Begitulah yang sering ayahku katakan. Semua seakan menjadi beban bagiku. Ayah memang tak memaksakan, tapi hanya meminta. Permintaan itulah yang menjadi beban, lebih-lebih usianya, penyakitnya semakin menjadi-jadi.

***
(di dalam kamar itu ada 4 wanita yang sedang bercakap-cakap)
RATNA
Kakak, bagaimana rasanya menikah?
SEKAR
Menikah adalah sesuatu yang sacral dan tidak bisa dipermainkan.

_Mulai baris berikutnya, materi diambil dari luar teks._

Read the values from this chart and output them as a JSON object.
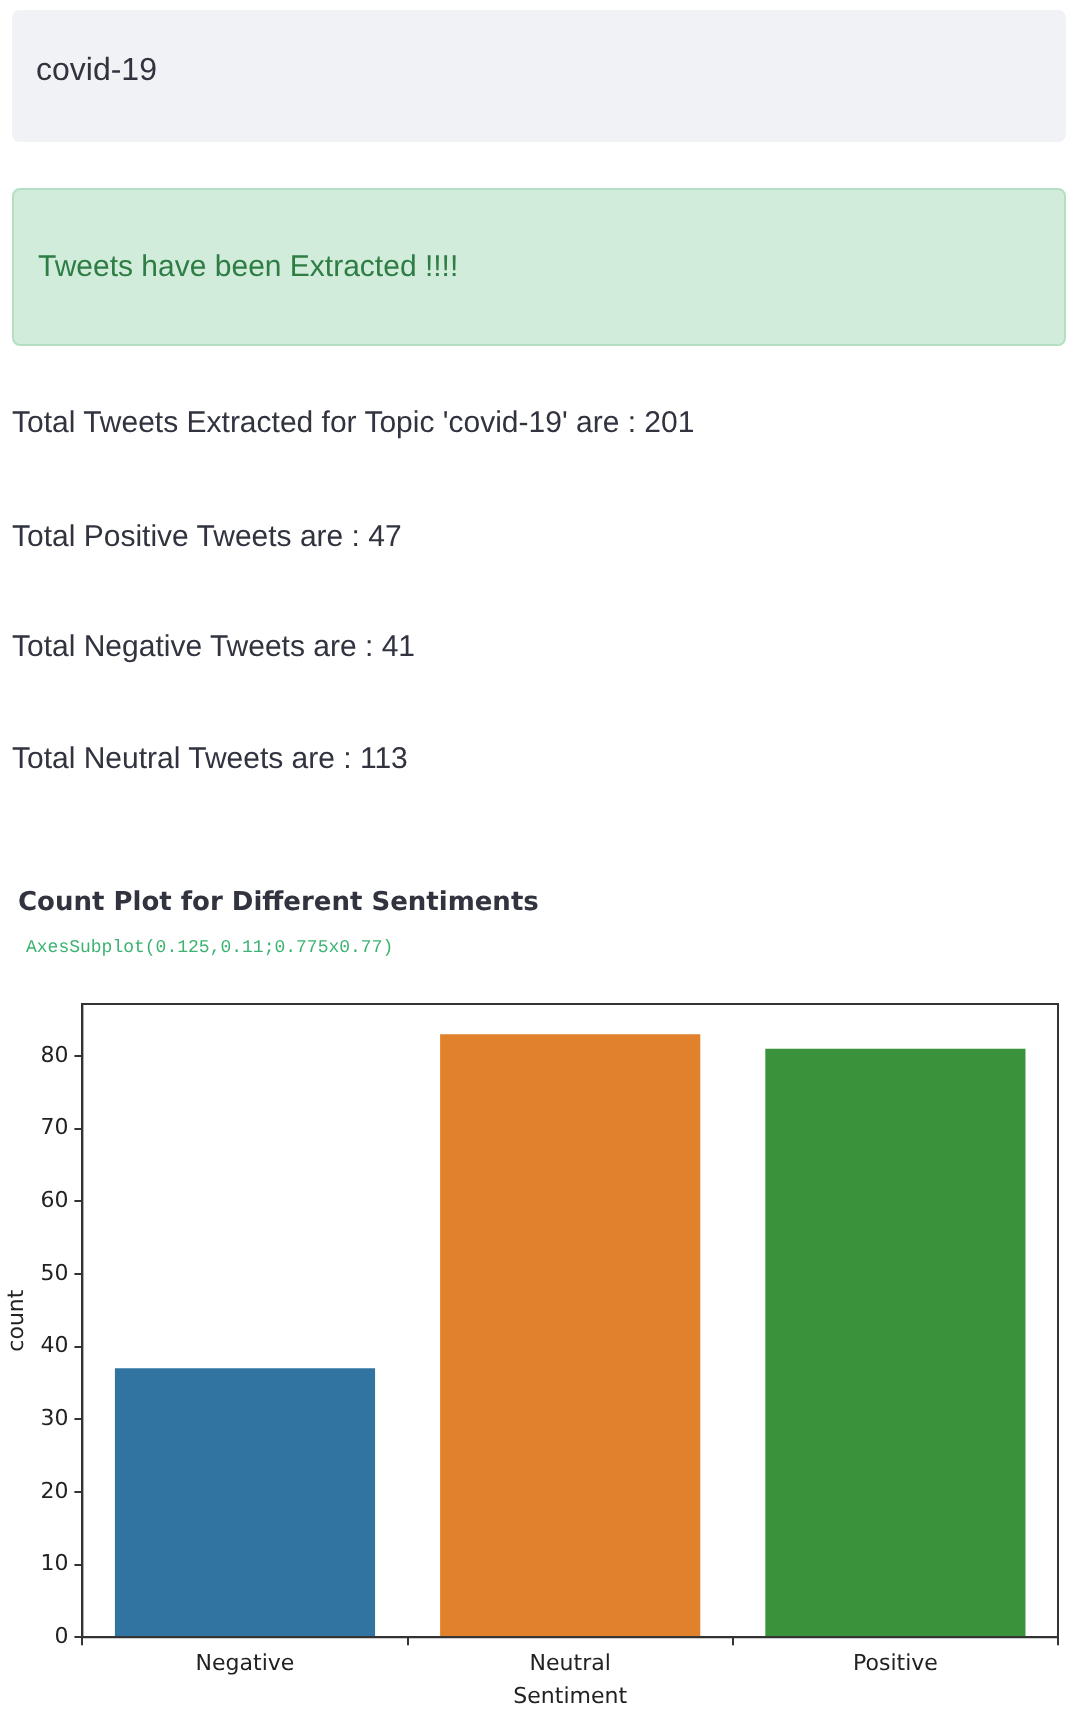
{
  "chart_data": {
    "type": "bar",
    "title": "Count Plot for Different Sentiments",
    "annotations": [
      "covid-19",
      "Tweets have been Extracted !!!!",
      "Total Tweets Extracted for Topic 'covid-19' are : 201",
      "Total Positive Tweets are : 47",
      "Total Negative Tweets are : 41",
      "Total Neutral Tweets are : 113",
      "AxesSubplot(0.125,0.11;0.775x0.77)"
    ],
    "categories": [
      "Negative",
      "Neutral",
      "Positive"
    ],
    "values": [
      37,
      83,
      81
    ],
    "colors": [
      "#3274a1",
      "#e1812c",
      "#3a923a"
    ],
    "xlabel": "Sentiment",
    "ylabel": "count",
    "ylim": [
      0,
      87.15
    ],
    "yticks": [
      0,
      10,
      20,
      30,
      40,
      50,
      60,
      70,
      80
    ],
    "grid": false,
    "legend": false
  }
}
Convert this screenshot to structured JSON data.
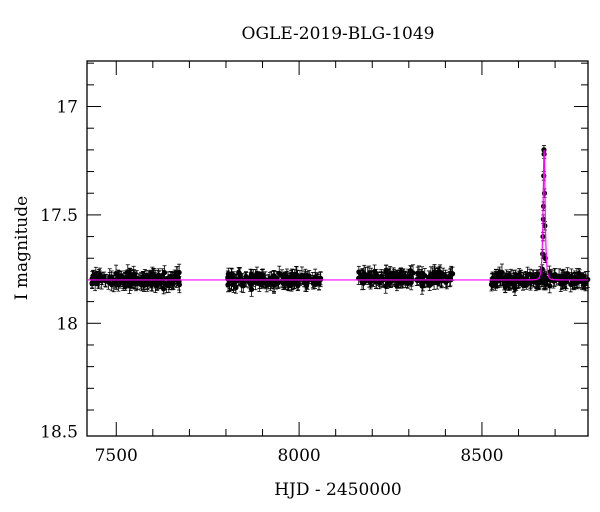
{
  "chart_data": {
    "type": "scatter",
    "title": "OGLE-2019-BLG-1049",
    "xlabel": "HJD - 2450000",
    "ylabel": "I magnitude",
    "xlim": [
      7420,
      8790
    ],
    "ylim": [
      18.52,
      16.79
    ],
    "y_inverted": true,
    "x_ticks": [
      7500,
      8000,
      8500
    ],
    "x_tick_labels": [
      "7500",
      "8000",
      "8500"
    ],
    "y_ticks": [
      17,
      17.5,
      18,
      18.5
    ],
    "y_tick_labels": [
      "17",
      "17.5",
      "18",
      "18.5"
    ],
    "grid": false,
    "colors": {
      "points": "#000000",
      "model": "#ff00ff"
    },
    "series": [
      {
        "type": "scatter_with_errorbars",
        "seasons": [
          {
            "x_range": [
              7432,
              7675
            ],
            "mean_mag": 17.8,
            "n_points": 150
          },
          {
            "x_range": [
              7805,
              8060
            ],
            "mean_mag": 17.8,
            "n_points": 150
          },
          {
            "x_range": [
              8160,
              8420
            ],
            "mean_mag": 17.79,
            "n_points": 160
          },
          {
            "x_range": [
              8525,
              8790
            ],
            "mean_mag": 17.8,
            "n_points": 180
          }
        ],
        "typical_error": 0.03,
        "event_points": [
          {
            "x": 8665,
            "y": 17.75
          },
          {
            "x": 8666,
            "y": 17.68
          },
          {
            "x": 8667,
            "y": 17.6
          },
          {
            "x": 8668,
            "y": 17.52
          },
          {
            "x": 8668.5,
            "y": 17.46
          },
          {
            "x": 8669,
            "y": 17.32
          },
          {
            "x": 8669.5,
            "y": 17.2
          },
          {
            "x": 8670,
            "y": 17.22
          },
          {
            "x": 8671,
            "y": 17.4
          },
          {
            "x": 8672,
            "y": 17.55
          },
          {
            "x": 8673,
            "y": 17.7
          }
        ]
      },
      {
        "type": "model_line",
        "baseline": 17.8,
        "peak_x": 8670,
        "peak_mag": 17.2,
        "tE": 4
      }
    ]
  }
}
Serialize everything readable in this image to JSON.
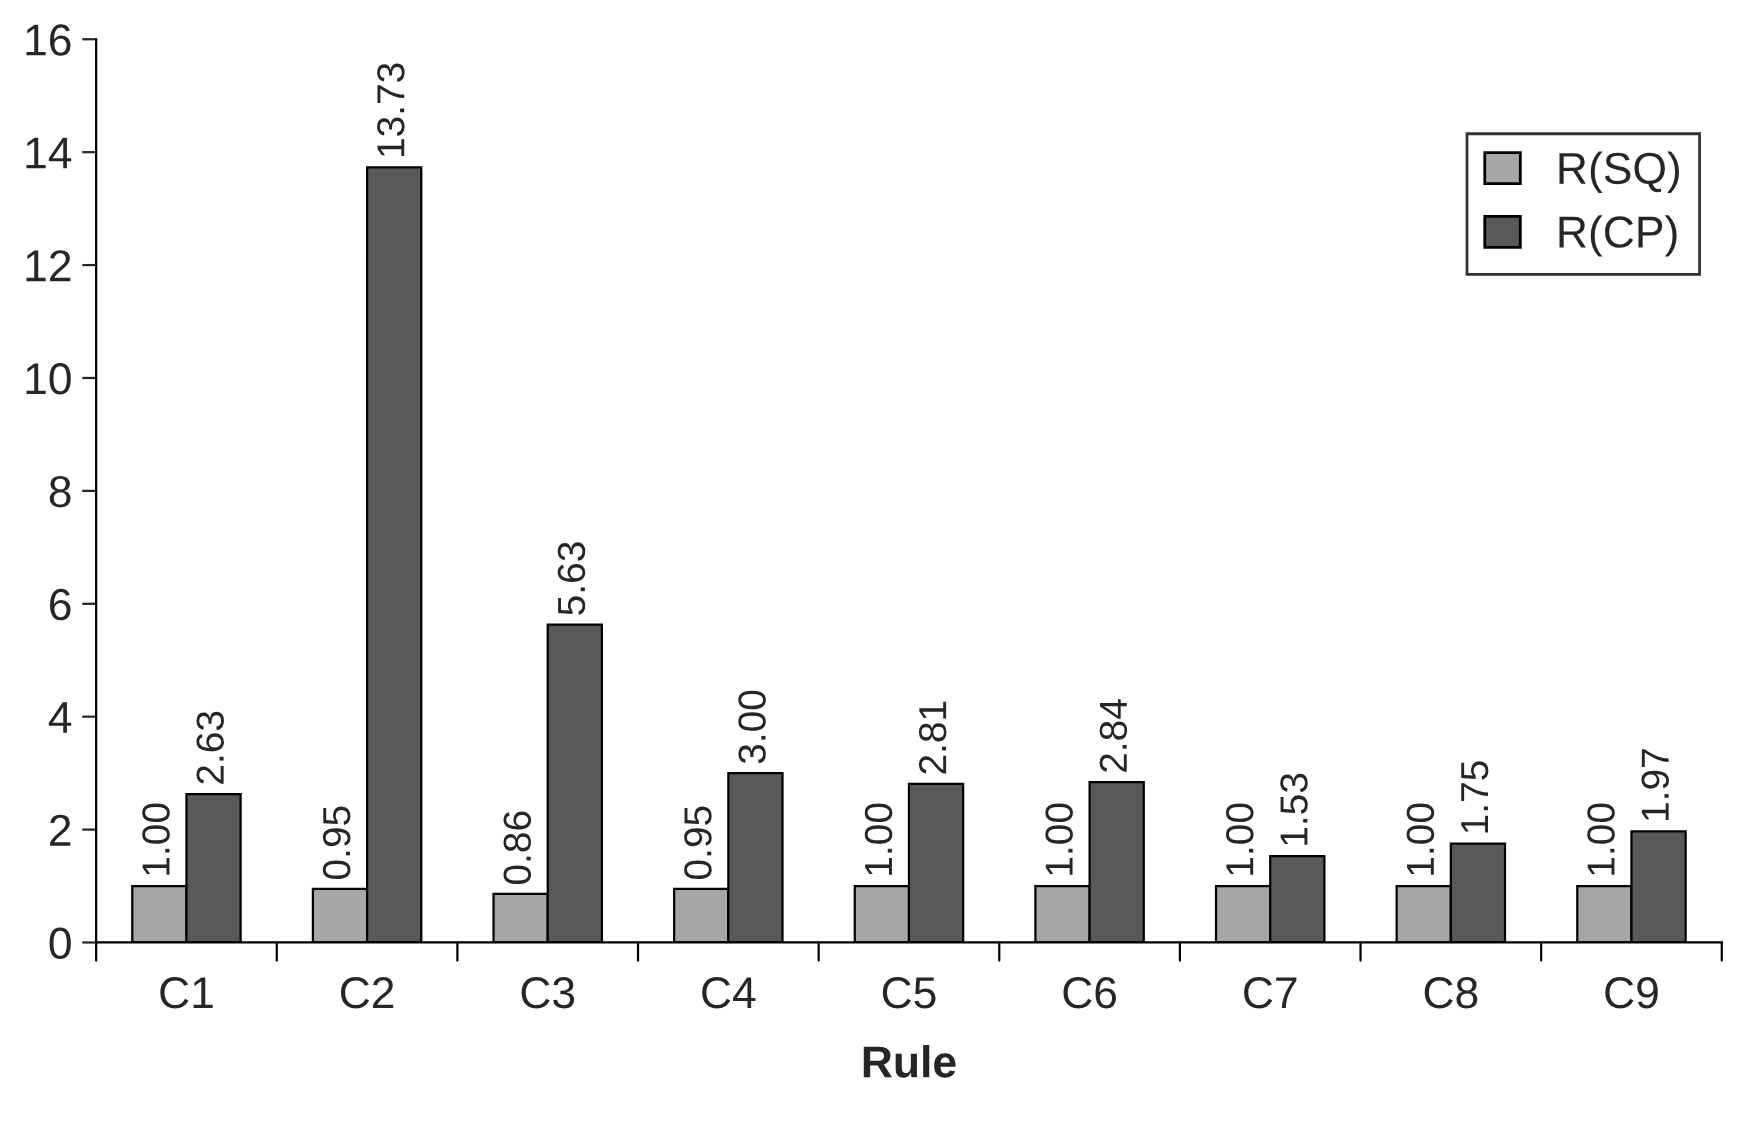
{
  "chart_data": {
    "type": "bar",
    "xlabel": "Rule",
    "categories": [
      "C1",
      "C2",
      "C3",
      "C4",
      "C5",
      "C6",
      "C7",
      "C8",
      "C9"
    ],
    "series": [
      {
        "name": "R(SQ)",
        "color": "#a6a6a6",
        "values": [
          1.0,
          0.95,
          0.86,
          0.95,
          1.0,
          1.0,
          1.0,
          1.0,
          1.0
        ],
        "value_labels": [
          "1.00",
          "0.95",
          "0.86",
          "0.95",
          "1.00",
          "1.00",
          "1.00",
          "1.00",
          "1.00"
        ]
      },
      {
        "name": "R(CP)",
        "color": "#595959",
        "values": [
          2.63,
          13.73,
          5.63,
          3.0,
          2.81,
          2.84,
          1.53,
          1.75,
          1.97
        ],
        "value_labels": [
          "2.63",
          "13.73",
          "5.63",
          "3.00",
          "2.81",
          "2.84",
          "1.53",
          "1.75",
          "1.97"
        ]
      }
    ],
    "ylim": [
      0,
      16
    ],
    "yticks": [
      0,
      2,
      4,
      6,
      8,
      10,
      12,
      14,
      16
    ],
    "grid": false,
    "legend": "top right"
  }
}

Pernikahan harus didasarkan hati yang tulus dan tidak boleh dianggap remeh.
RATNA
Hm, apa harus Ratna yang memenuhi permintaan ayah?
SEKAR
Kamu serius?
RATNA
Saya ragu.
CEMPAKA
Kalau kamu ragu tak perlu kau jalankan.

RATNA
Saya kasian dengan ayah kesehatannya semakin menurun. Saya hanya ingin melihat ayah bahagia sebelum….
CEMPAKA
Ratna, kamu pikir paman akan segera mati? Hei, dia hanya sakit biasa. Dan tabib hanya bilang kalau “sang bupati hanya lelah.”
RATNA
Dan kalian percaya? Inilah susahnya mempunyai saudara yang selalu saja berpegang teguh pada “seorang wanita adalah pelayan laki-laki, kerjanya hanya bersolek dan mengerjakan pekerjaan rumah tangga.”
CEMPAKA
Ratna, itu memang kodrat seorang wanita. Kenapa kamu harus sok-sokan belajar berbagai macam ilmu kalau toh nantinya kamu akan menjadi seorang ibu rumah tangga. Ayolah Ratna, jaman RA Kartni belum dimulai.
SEKAR
Ratna, kita masih muda, saya tidak mau menyia-nyiakan hidup saya yang masih muda ini untuk melayani yang namanya laki-laki. Menjadi ibu rumah tangga adalah pekerjaan yang susah. Kamu pikir itu gampang.
MELATI
Paman juga tidak memaksa, Ratna. Kami tahu kamu sangat menyayangi paman, begitu juga kami yang sangat menyayangi paman. Tapi kamu juga harus memikirkan masa depanmu.
***
(Ratna duduk di samping kolam sambil memandangi bulan yang kian menyurutkan cahayanya. Daun-daun berguguran, seperti hatinya yang selalu rapuh memikirkan permintaan ayahnya.)
RATNA
Bulan, kenapa kau kian menyurutkan cahayamu, kenapa kau tak pernah secerlang dulu? Hati ini semakin merapuh, bulan. Kau mengerti betapa saya ingin mengatakan kalau saya tak ingin memenuhi permintaan ayah, tapi ayah terlalu berharga bagi saya. Usianya telah merapuh bersama penyakitnya.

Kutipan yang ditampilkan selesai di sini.